Sunday, May 25, 2008

lots to think about today!

Well, this day has been a long one. I had a text message at 3:30 this morning to say that Jen, my daughter-in-law, had finally gone into labour, more than a week past the due date! And now, many hours later, I still can't quite yet say that I'm a grandma. It's getting closer, but I'm not there yet!
So in the meantime, while I wait, along with everyone else who is part of this family, I've had to try to keep busy.
I went to church in block 10 this morning, and had been asked to visit a man with Parkinson's, so after church I went to see him. I took Janna to help with the Spanish, because mine is still not up to snuff (will it ever be, I wonder?). And oh, it was a heartbreaking visit. I wept when I left. This is a 54 year old man, diagnosed 15 years ago with Parkinson's, a progressive disease.

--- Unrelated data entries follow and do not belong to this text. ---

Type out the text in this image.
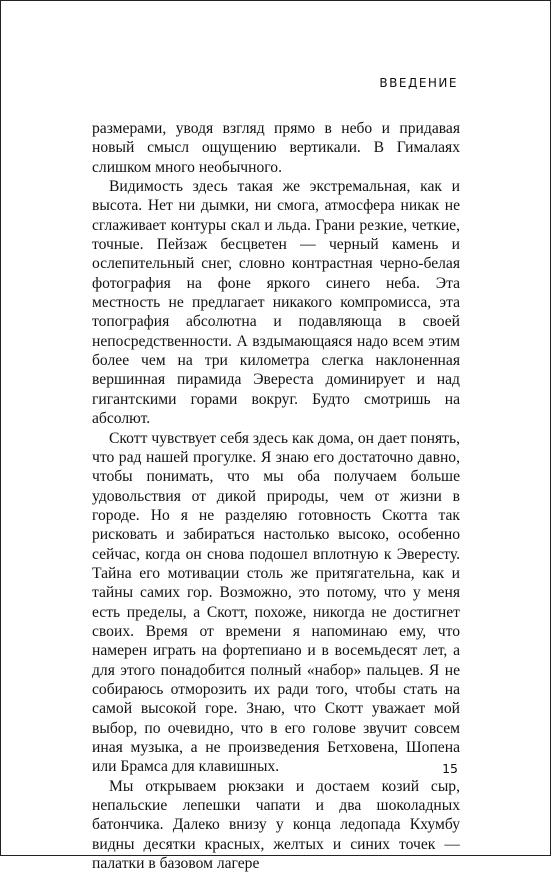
ВВЕДЕНИЕ

размерами, уводя взгляд прямо в небо и придавая новый смысл ощущению вертикали. В Гималаях слишком много необычного.

Видимость здесь такая же экстремальная, как и высота. Нет ни дымки, ни смога, атмосфера никак не сглаживает контуры скал и льда. Грани резкие, четкие, точные. Пейзаж бесцветен — черный камень и ослепительный снег, словно контрастная черно-белая фотография на фоне яркого синего неба. Эта местность не предлагает никакого компромисса, эта топография абсолютна и подавляюща в своей непосредственности. А вздымающаяся надо всем этим более чем на три километра слегка наклоненная вершинная пирамида Эвереста доминирует и над гигантскими горами вокруг. Будто смотришь на абсолют.

Скотт чувствует себя здесь как дома, он дает понять, что рад нашей прогулке. Я знаю его достаточно давно, чтобы понимать, что мы оба получаем больше удовольствия от дикой природы, чем от жизни в городе. Но я не разделяю готовность Скотта так рисковать и забираться настолько высоко, особенно сейчас, когда он снова подошел вплотную к Эвересту. Тайна его мотивации столь же притягательна, как и тайны самих гор. Возможно, это потому, что у меня есть пределы, а Скотт, похоже, никогда не достигнет своих. Время от времени я напоминаю ему, что намерен играть на фортепиано и в восемьдесят лет, а для этого понадобится полный «набор» пальцев. Я не собираюсь отморозить их ради того, чтобы стать на самой высокой горе. Знаю, что Скотт уважает мой выбор, по очевидно, что в его голове звучит совсем иная музыка, а не произведения Бетховена, Шопена или Брамса для клавишных.

Мы открываем рюкзаки и достаем козий сыр, непальские лепешки чапати и два шоколадных батончика. Далеко внизу у конца ледопада Кхумбу видны десятки красных, желтых и синих точек — палатки в базовом лагере

15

It's an unhappy diagnosis for a young person in Canada, where the healthcare is good, with access to good doctors, and medications, and help at home if you need it. But to have to live with this disease here, living in block 10 in Bastion, such a poor community.........if you have no money, then you just don't go to the doctor. And if you run out of medication and there's no money, you just do without.
It was a little work to get the story straight, it sounded as though he had maybe had a bit of a stroke some months ago, he some sort of episode, and was in the hospital, but no tests, NONE, were done at the time, so who knows. Some Cuban doctor says he needs to have surgery, but nobody is clear as to what it's for, and they've told her (the man's wife) it will cost thousands! And to come back when they have the money!! They don't even have the money for a basic consultation with a doctor. He hasn't had a review in over 6 months - no money. When I arrived, he seemed not too bad, but in the space of 10 minutes, the morning med wore off, and it was awful to see. Shaking out of control, his little wife having to half carry him around the house, his young son exercising his arms up and down, because he feels as though they "go to sleep". No speech. And the next dose not due until evening.
Can I do anything to help - I don't know. That was partly the cause of my tears after I left, I feel so helpless in the face of that. What I can do is make sure he has the meds he needs and try to find him a good neurologist, and be sure he is seen regularly, and the meds adjusted when they need to be. And I'll start reading up on Parkinson's and meds, so that I have some knowledge when we see a doctor. And above all, I can pray.

1 comment:

Tim Horne said...

I felt much the same with him Heather. He really needs Christ. It is sad to see how his illness effects the whole family but God has worked in all of them- Gabriel was baptized this March wasn't he? He is such a nice kid. Those are the lessons we learn from time to time, just how small we really are. We are powerless were it not for prayer. I will continue praying for that man's salvation- his biggest need.